I encoded the graph you included as image, to see how the code would behave:

grid = [
    [38, 32, 34, 24,  0, 82,  5, 41, 11, 32,  0, 16,  0,113, 49, 34, 24,  6, 15, 35],
    [61, 61,  8, 35, 65, 31, 53, 25, 66,  0, 21,  0,  9,  0, 31, 75, 20,  8,  3, 29],
    [43, 66, 47,114, 38, 41,  1,108,  9,  0,  0,  0, 39,  0, 27, 72, 19, 14, 24, 25],
    [45,  5, 37, 23,102, 25, 49, 34, 41, 49, 35, 15, 29, 21, 66, 67, 44, 31, 38, 91],
    [47, 94, 48, 69, 33, 95, 18, 75, 28, 70, 38, 78, 48, 88, 21, 66, 44, 70, 75, 23],
    [23, 84, 53, 23, 92, 14, 71, 12,139, 30, 63, 82, 16, 49, 76, 56,119,100, 47, 21],
    [30,  0, 32, 90,  0,195, 85, 65, 18, 57, 47, 61, 40, 32,109,255, 88, 98, 39,  0],
    [ 0,  0,  0,  0, 39, 39, 76,167, 73,140, 58, 56, 94, 61,212,222,141, 50, 41, 20],
    [ 0,  0,  0,  5,  0,  0, 21,  2,132,100,218, 81,  0, 62,135, 42,131, 80, 14, 19],
    [ 0,  0,  0,  0,  0, 15,  9, 55, 70, 71, 42,117, 65, 63, 59, 81,  4, 40, 77, 46],
    [ 0,  0,  0,  0, 55, 52,101, 93, 30,166, 56, 19, 76,103, 54, 37, 24, 23, 59, 98],
    [ 0,  0,  0,  0,  9,  9, 44,149, 11,134, 90, 64, 44, 57, 61, 79,270,201, 84,  6],
    [ 0,  0,  0, 22,  1, 15,  0, 25, 30,101,154, 60, 97, 64, 15,162, 27, 91, 71,  0],
    [ 0,  0,  1, 35,  5, 10,  0, 55, 25,  0,200, 81, 31, 53, 42, 74,127,154,  7,  0],
    [ 0,  0,187, 17, 45, 66, 91,191, 70,189, 18, 25, 67, 32, 40, 79,103, 79, 59,  0],
    [ 0, 21, 16, 14, 19, 58,278, 56,128, 95,  3, 52,  9, 27, 25, 43, 62, 25, 38,  0],
    [ 4,  3, 11, 26,119,165, 53, 85, 46, 81, 19, 11, 12, 19, 18,  9, 16,  6, 37,  0],
    [ 5,  0,  0, 65,158,153,118, 38,123, 46, 28, 24,  0, 21, 11, 20,  5,  1, 10,  0],
    [17,  4, 28, 81,101,101, 46, 25, 44, 12, 41,  6, 27,  8,  4, 32, 40,  1,  1,  0],
    [26, 20, 84, 42,112, 27, 14, 16,  5, 13,  3, 43,  6, 18, 12, 44,  5,  0,  0,  5]
]

graph = Graph(grid, 0.5) # provide the threshold at initialisation
path = graph.a_star((7, 4), (14, 18))
print(path)

Answer 2

This part is very inefficient.

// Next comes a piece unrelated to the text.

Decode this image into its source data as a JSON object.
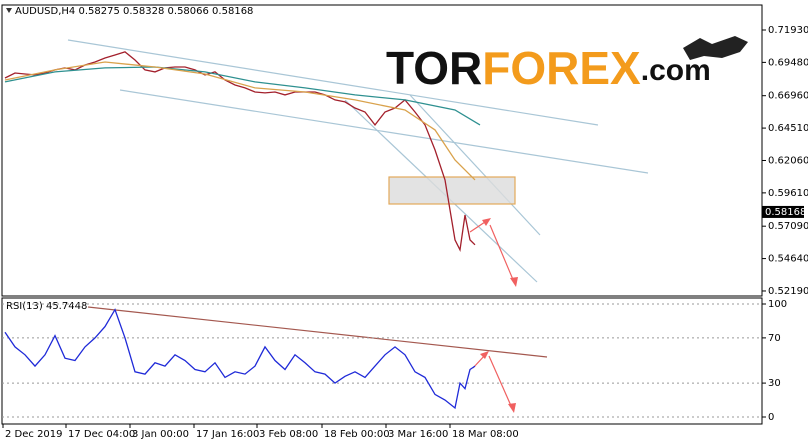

For every neighbour you walk over two relatively large lists, this brings the overall complexity high very fast once the lists start to grow:

for node in closedList:
    if neighbour.location == node.location:
        append = False
        break
for openNode in openList:
    if neighbour.location == openNode.location:

Basically, your algorithm should not be dependent on any lists. You have your cells, you pop one from the list, you get 8 neighbours, you process them by comparing to the cells you have, then some of those are appended to the list. No need to loop over any lists.